In closing, I have a confession to make: I dreaded writing this proposal. I began with—and
perhaps still have—very little academic justification for my impulse to write this story. I have
not written it yet; I have only the vaguest idea of what it will end up saying, or meaning, or
being. I cannot promise that it will do justice to the ideas I have outlined here. But while I was
despairing over how to “make a case” for it, so to speak, I stumbled upon Butler‟s opening
lecture in From Where You Dream. “Please,” he tells his students, “get out of the habit of saying
you‟ve got an idea for a short story. Art does not come from ideas. Art does not come from the
mind. It comes from the place where you dream.” While I have quibbles about his heart-versushead approach to writing, I do identify with this sentiment. Ultimately, the novella I propose to
write does not come from great philosophical questions, social conundrums, or scholarly models.

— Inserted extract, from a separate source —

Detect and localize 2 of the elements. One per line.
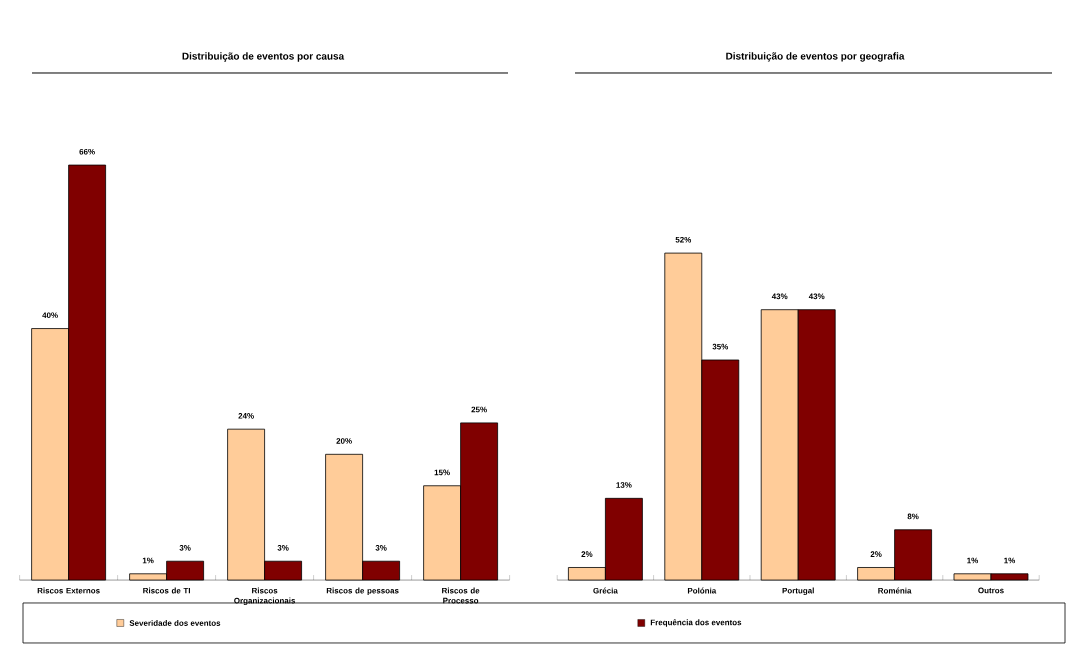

It comes from the place where I dream.
I would be lying if I claimed that this honors project is about Important Ideas. This honors
project is about a story. My goal—as a creative writing major, as a writer—is to tell that story
well, whatever it turns out to be.
Bibliography
Baxter, Charles. Burning Down the House: Essays on Fiction. Graywolf Press, 1998.
Butler, Robert Olen and Janet Burroway. From Where You Dream: The Process of Writing
Fiction. Grove Press, 2005.
Cariou, Warren. Encyclopedia of Literature in Canada. Ed. William H. New. University of
Toronto, 2000.
Dickens, Charles. A Tale of Two Cities. 1859.
Frye, Northrop. Anatomy of Criticism: Four Essays. Princeton University Press, 1957.
Garcia Marquez, Gabriel. Leaf Storm. Harper & Row, 1972.
Jonson, Ben. The Alchemist. 1610.
Poe, Edgar Allan. “William Wilson.” 1893.
Roth, Philip. Goodbye, Columbus. Massachusetts (Houghton Mifflin Company), 1959.
Shakespeare, William. As You Like It. c. 1599.
—The Comedy of Errors. c. 1595.
—A Midsummer Night’s Dream. c. 1596.
—Much Ado About Nothing. c. 1598.
—Twelfth Night. c. 1602.
Stevenson, Robert Louis. The Strange Case of Dr. Jekyll and Mr. Hyde. 1886.
Twain, Mark. The Prince and the Pauper. 1881.
—Pudd’nhead Wilson. 1894
Wilde, Oscar. The Canterville Ghost. 1887. Read a Book Online. April 2011.